Na het plaatsen van de palen zijn de wanden van de gekopieerde structuur verplaatst. Aan de noord- en zuidwanden is met Loop Cuts een aantal rijen hoekpunten toegevoegd. Elke verticale rij hoekpunten is hierbij ten midden van de desbetreffende paal geplaatst zodat de wand precies de palen volgt. Aan de zuid- en noordkanten van het gebouw is het face van de wand tussen de twee middelste palen geselecteerd en verwijderd om als ingangen tot het huis te dienen. De locatie van de ingangen zijn op de veldtekening niet weergegeven (zie figuur 3

2) en worden verder door Waterbolk niet vermeld. De twee tegenover elkaar gelegen ingangen waarvan dit model gebruikt maakt zijn om deze reden gebaseerd op huisplattegronden uit Fochteloo, Noordbarge, en Hijken.104 Doordat de wand objecten gekopieerd zijn vanuit een

bestaande structuur hebben deze kopieën ook alle materialen en unwraps behouden. Doordat de noord- en zuidwanden meerdere malen verlengt zijn, zijn deze objecten echter opnieuw

unwrapped om een juiste projectie van het materiaal op het oppervlak te krijgen.

4.4.4 Dak

Voor het dak van het huis is een Plane object aan de scène toegevoegd. Dit object is gedraaid in dezelfde richting als het huis en verlengt en verbreedt tot het de omtrek van de structuur uit het object GRONDSPOREN_EN_STRUCTUREN_curve_ omvat. In de breedte zijn vervolgens vier Loop

Cuts toegevoegd en in de lengte acht Loop Cuts. De Loop Cuts in de breedte zijn bij het

toevoegen op een kleine afstand van elkaar door het midden van het object geplaatst (zie figuur 34 en 35). Dit is nodig omdat in een later stadium een opening gemaakt is in de korte zijde van het dak in het vermoedelijke woongedeelte van het gebouw aan de westelijke kant.105 Bij het

toevoegen van de Loop Cuts in de lengte zijn bij de ingangen van het gebouw deze hoekpunten dichter bij elkaar geplaatst om het dak boven de ingangen te verhogen. Na het toevoegen van de Loop Cuts zijn de middelste 3 rijen van hoekpunten langs de Z-as verhoogt om het dak vorm te geven. Vervolgens zijn de hoekpunten op de noordoostelijke, zuidoostelijke, noordwestelijke, en zuidwestelijke hoeken van het object individueel geselecteerd en met het Extrude commando in het verlengde van de rand van het dak geplaatst. Aan de noord- en oostzijde zijn vervolgens de drie buitenste hoekpunten van de nok van het dak geselecteerd en tweemaal met het Extrude commando verplaatst. De eerste verplaatsing is hierbij maar een aantal centimeter naar buiten terwijl de tweede verplaatsing de hoekpunten ongeveer 50 centimeter naar buiten verplaatst heeft. De reden dat bij het eerste gebruik van Extrude de aangemaakte hoekpunten maar een aantal centimeter zijn verplaatst, is omdat deze verbonden worden met de eerder aangemaakte hoekpunten aan de onderste rand van het dak om het dak af te ronden. Omdat aan het dak later

een Subdivision Surface Modifier is toegevoegd is het nodig om deze rand hoekpunten toe te voegen zodat het dak de juiste vorm behoudt. Vervolgens zijn, zoals eerder vermeld, de

hoekpunten aan de onderste rand van het dak verbonden aan de nok door deze te selecteren en een face toe te voegen (zie figuur 34).

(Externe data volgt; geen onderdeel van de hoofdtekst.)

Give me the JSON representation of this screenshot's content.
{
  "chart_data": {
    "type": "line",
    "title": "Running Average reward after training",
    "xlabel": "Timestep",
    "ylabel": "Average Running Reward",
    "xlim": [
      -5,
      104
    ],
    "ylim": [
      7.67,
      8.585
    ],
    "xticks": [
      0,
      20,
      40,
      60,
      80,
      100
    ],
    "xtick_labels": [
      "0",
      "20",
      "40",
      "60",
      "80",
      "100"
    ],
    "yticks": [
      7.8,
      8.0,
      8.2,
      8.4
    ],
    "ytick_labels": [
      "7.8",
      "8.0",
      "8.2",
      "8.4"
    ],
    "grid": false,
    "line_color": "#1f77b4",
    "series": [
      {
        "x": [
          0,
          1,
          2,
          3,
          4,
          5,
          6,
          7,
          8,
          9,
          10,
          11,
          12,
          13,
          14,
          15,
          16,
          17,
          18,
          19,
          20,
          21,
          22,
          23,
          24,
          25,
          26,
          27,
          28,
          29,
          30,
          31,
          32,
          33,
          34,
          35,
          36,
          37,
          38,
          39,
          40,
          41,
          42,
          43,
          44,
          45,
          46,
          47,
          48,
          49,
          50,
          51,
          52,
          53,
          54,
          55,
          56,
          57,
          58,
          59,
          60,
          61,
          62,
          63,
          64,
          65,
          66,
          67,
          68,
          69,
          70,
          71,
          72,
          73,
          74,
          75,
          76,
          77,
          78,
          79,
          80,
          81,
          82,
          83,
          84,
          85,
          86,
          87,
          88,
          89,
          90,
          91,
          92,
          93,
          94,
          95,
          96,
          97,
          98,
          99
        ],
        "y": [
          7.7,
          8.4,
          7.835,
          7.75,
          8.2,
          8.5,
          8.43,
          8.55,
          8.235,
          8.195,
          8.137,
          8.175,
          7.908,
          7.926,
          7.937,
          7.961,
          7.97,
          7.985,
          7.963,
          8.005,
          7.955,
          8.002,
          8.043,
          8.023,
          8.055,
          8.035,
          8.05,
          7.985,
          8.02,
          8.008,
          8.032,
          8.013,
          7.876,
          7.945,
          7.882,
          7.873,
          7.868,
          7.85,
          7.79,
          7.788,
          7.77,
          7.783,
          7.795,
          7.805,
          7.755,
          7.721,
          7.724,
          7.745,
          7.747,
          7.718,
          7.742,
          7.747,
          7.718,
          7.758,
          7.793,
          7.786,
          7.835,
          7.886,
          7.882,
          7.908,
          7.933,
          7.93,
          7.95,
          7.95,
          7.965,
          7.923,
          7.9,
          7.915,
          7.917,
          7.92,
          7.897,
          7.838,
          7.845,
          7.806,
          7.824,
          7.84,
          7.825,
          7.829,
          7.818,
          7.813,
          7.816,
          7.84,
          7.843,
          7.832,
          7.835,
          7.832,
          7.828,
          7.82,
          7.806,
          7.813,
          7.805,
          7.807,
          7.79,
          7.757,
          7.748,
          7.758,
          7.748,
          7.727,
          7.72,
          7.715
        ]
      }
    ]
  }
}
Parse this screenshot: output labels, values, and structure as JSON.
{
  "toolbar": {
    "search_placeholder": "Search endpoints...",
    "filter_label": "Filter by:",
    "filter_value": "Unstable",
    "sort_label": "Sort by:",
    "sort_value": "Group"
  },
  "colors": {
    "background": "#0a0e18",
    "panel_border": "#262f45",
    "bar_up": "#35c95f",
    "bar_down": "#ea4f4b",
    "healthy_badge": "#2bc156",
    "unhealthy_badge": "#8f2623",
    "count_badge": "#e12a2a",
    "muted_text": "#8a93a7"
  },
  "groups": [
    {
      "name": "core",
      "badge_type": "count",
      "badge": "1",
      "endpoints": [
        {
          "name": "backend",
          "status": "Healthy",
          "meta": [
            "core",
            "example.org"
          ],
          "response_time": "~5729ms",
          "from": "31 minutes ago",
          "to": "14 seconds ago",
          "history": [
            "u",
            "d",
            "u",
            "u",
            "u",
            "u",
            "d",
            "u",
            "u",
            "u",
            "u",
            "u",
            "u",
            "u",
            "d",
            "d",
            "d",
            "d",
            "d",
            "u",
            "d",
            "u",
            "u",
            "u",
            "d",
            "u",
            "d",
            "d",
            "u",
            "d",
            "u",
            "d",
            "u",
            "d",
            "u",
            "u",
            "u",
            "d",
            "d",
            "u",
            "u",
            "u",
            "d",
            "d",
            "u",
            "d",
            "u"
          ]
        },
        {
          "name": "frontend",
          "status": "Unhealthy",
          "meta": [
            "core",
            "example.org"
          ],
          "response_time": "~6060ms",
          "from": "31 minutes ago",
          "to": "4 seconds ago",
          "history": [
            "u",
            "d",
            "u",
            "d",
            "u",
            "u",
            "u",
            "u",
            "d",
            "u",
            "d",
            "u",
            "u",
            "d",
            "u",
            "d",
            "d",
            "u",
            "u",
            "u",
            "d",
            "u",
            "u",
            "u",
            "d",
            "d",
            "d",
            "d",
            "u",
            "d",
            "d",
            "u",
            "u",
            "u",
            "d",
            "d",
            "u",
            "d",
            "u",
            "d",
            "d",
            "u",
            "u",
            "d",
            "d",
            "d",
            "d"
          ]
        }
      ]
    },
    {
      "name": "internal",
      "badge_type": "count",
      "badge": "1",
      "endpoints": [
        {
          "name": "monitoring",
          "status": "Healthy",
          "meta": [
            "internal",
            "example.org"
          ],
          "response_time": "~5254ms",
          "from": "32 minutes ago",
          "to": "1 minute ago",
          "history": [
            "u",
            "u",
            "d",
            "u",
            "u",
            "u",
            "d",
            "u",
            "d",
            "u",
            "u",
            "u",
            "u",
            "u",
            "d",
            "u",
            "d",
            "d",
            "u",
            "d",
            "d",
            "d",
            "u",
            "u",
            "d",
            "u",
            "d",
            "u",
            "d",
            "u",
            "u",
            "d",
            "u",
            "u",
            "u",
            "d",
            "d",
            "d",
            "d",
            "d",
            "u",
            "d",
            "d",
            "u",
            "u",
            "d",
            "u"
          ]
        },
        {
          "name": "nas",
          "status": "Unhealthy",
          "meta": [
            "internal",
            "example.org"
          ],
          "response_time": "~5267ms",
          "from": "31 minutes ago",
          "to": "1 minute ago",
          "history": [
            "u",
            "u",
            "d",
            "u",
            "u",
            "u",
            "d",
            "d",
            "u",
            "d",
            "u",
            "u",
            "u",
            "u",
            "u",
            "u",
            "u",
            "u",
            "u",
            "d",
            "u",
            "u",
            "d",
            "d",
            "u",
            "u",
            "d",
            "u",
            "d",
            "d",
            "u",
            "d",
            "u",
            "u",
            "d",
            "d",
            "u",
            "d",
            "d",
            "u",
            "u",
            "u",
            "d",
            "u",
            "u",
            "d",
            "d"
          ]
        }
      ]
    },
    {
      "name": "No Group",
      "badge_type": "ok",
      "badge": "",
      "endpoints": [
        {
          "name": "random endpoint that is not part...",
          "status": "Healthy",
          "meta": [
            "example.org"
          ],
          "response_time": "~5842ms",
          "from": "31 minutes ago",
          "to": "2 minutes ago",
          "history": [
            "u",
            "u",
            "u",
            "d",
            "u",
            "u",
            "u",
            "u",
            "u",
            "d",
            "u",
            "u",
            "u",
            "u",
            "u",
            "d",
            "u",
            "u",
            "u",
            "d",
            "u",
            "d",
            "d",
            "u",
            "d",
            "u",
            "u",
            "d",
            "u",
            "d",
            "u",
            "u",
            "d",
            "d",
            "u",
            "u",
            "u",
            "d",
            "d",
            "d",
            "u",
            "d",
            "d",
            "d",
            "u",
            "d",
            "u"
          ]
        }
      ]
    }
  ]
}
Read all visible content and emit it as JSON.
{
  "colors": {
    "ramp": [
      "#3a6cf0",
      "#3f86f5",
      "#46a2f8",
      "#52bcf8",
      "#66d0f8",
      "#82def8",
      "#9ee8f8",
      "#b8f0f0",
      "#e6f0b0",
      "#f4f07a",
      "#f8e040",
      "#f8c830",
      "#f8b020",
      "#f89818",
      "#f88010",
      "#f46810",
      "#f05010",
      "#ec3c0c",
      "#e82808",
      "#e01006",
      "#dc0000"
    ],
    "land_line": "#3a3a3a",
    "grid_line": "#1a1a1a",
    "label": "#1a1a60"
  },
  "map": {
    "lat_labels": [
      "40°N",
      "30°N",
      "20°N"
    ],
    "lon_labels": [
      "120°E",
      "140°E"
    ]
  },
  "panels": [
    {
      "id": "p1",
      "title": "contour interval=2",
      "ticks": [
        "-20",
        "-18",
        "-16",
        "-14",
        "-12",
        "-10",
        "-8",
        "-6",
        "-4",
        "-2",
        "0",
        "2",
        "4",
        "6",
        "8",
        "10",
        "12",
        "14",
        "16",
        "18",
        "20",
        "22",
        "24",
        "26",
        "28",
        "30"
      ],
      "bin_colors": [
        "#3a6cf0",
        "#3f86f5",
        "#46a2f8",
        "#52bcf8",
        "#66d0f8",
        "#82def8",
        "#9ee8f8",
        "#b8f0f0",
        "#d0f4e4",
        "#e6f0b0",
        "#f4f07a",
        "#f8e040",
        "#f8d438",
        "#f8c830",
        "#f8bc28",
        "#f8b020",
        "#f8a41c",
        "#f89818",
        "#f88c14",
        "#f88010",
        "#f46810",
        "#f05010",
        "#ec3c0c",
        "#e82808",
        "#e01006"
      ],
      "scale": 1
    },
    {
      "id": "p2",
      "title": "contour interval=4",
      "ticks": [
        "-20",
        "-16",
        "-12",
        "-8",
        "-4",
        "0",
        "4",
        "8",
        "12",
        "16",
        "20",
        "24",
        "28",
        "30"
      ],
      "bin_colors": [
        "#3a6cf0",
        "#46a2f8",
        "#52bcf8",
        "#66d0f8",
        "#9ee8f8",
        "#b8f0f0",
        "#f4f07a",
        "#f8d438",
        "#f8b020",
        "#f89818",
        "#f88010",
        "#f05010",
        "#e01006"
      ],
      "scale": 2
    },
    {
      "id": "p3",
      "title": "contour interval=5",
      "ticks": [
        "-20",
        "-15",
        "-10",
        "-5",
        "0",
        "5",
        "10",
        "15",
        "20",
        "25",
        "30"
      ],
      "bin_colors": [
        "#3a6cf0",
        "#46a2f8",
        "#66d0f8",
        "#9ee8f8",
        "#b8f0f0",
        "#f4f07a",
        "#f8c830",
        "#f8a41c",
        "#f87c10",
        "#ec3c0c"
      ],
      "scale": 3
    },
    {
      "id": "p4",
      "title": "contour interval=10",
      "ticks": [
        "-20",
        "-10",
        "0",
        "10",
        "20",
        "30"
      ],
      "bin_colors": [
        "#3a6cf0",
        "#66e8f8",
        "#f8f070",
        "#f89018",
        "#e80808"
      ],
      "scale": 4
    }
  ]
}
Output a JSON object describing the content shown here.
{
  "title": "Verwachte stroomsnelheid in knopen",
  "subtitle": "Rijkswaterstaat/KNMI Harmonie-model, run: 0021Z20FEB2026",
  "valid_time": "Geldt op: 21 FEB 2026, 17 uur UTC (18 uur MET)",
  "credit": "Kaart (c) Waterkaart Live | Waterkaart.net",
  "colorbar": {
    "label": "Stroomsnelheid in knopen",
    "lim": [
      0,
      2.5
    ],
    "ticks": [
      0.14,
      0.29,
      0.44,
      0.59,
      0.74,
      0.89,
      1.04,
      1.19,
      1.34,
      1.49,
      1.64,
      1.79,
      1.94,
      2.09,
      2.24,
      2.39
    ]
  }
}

Figuur 34: Wireframe bovenaanzicht van het gebouw Str16 met als selectie de hoekpunten waaraan een face wordt toegevoegd.

Zodra dit bij alle vier de hoeken van het gebouw is uitgevoerd, is ook een face toegevoegd aan de korte zijden van het dak aan de oost- en westkant. Dit is op dezelfde wijze gebeurt als het toevoegen van het eerdere face na het selecteren van de betreffende hoekpunten (zie figuur 35).

Figuur 35: Wireframe bovenaanzicht van het gebouw Str16 met als selectie de hoekpunten waaraan een face wordt toegevoegd.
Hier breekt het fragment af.